15:30 15 mins #467	Vertical coherence of turbulence in the atmospheric surface layer Woutijn Baars, Dominik Krug, Nicholas Hutchins, Ivan Marusic Abstract: Statistical descriptions of coherent flow motions in the atmospheric surface layer have many applications in wind engineering. For instance, the dynamical characteristics of large-scale motions in wall-turbulence play an important role in predicting the dynamical loads on buildings, or the fluctuations in the power distribution across wind farms.

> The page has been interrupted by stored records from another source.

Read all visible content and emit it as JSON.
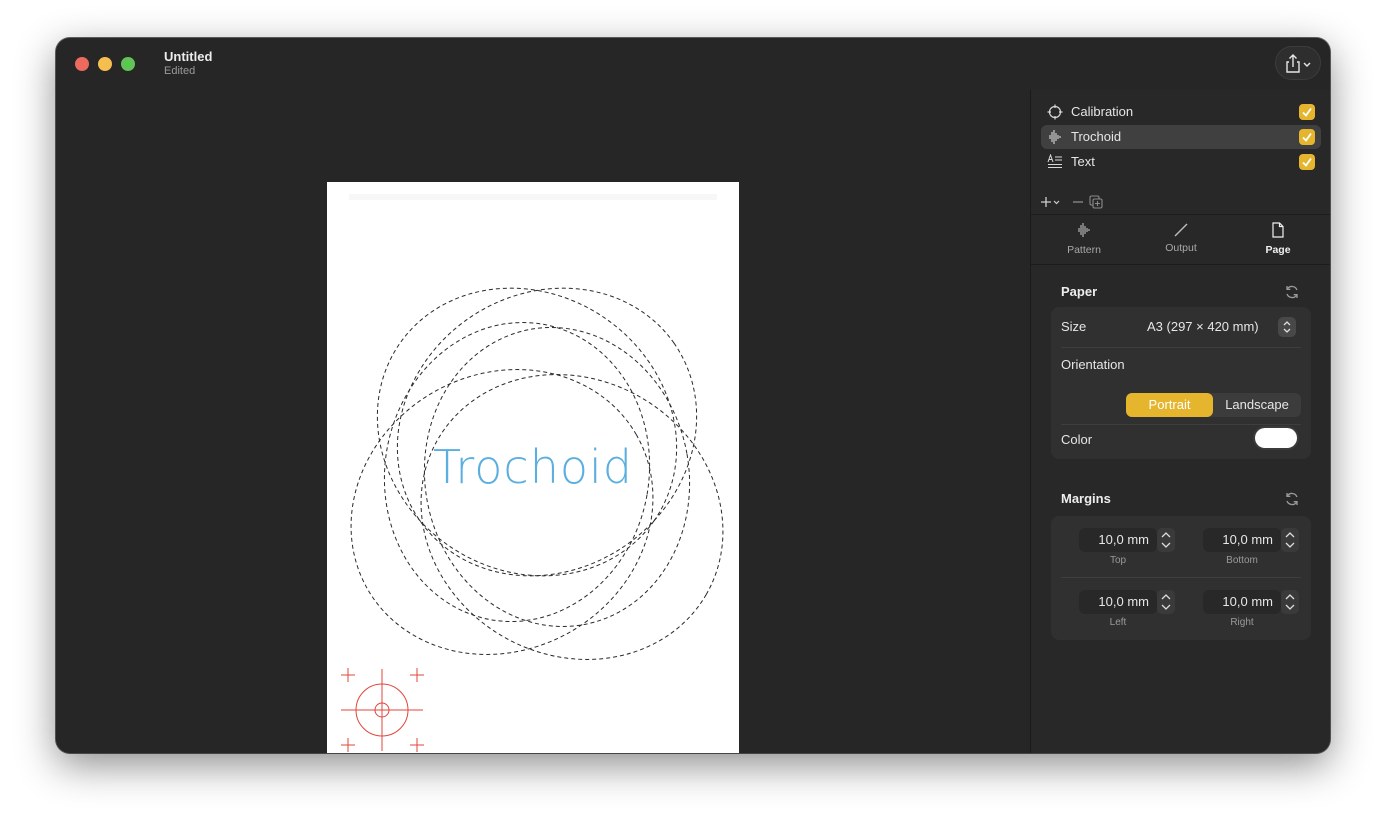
{
  "window": {
    "title": "Untitled",
    "subtitle": "Edited"
  },
  "toolbar": {
    "share_icon": "share-icon"
  },
  "page": {
    "title_text": "Trochoid",
    "title_color": "#5aaee0",
    "calibration_color": "#e0453a"
  },
  "layers": [
    {
      "label": "Calibration",
      "icon": "crosshair-icon",
      "checked": true
    },
    {
      "label": "Trochoid",
      "icon": "waveform-icon",
      "checked": true,
      "selected": true
    },
    {
      "label": "Text",
      "icon": "text-format-icon",
      "checked": true
    }
  ],
  "tabs": [
    {
      "label": "Pattern",
      "icon": "waveform-icon"
    },
    {
      "label": "Output",
      "icon": "pen-icon"
    },
    {
      "label": "Page",
      "icon": "page-icon",
      "active": true
    }
  ],
  "paper": {
    "heading": "Paper",
    "size_label": "Size",
    "size_value": "A3 (297 × 420 mm)",
    "orientation_label": "Orientation",
    "orientation_options": [
      "Portrait",
      "Landscape"
    ],
    "orientation_selected": "Portrait",
    "color_label": "Color",
    "color_value": "#ffffff"
  },
  "margins": {
    "heading": "Margins",
    "top": {
      "value": "10,0 mm",
      "caption": "Top"
    },
    "bottom": {
      "value": "10,0 mm",
      "caption": "Bottom"
    },
    "left": {
      "value": "10,0 mm",
      "caption": "Left"
    },
    "right": {
      "value": "10,0 mm",
      "caption": "Right"
    }
  },
  "accent_color": "#e6b52e"
}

Davenport's seminal study on the subject (Davenport 1961) proposed a hypothesis that is still widely used to date. Here, we demonstrate how the empirical formulation of Davenport is consistent with the analysis of Baars et al. 2017 in the spirit of Townsend's attached eddy hypothesis in wall-turbulence. We further study stratification effects based on two-point measurements of the atmospheric boundary layer flow over the Utah salt flats. No self-similar scaling is observed in stable conditions, putting the application of both, Davenport's framework as well as the attached eddy hypothesis, in question for this case. Data obtained under unstable conditions exhibit clear self-similar scaling and our analysis reveals a strong sensitivity of the statistical aspect ratio of coherent structures (defined as the ratio of streamwise and wall-normal extent) to the magnitude of the stability parameter.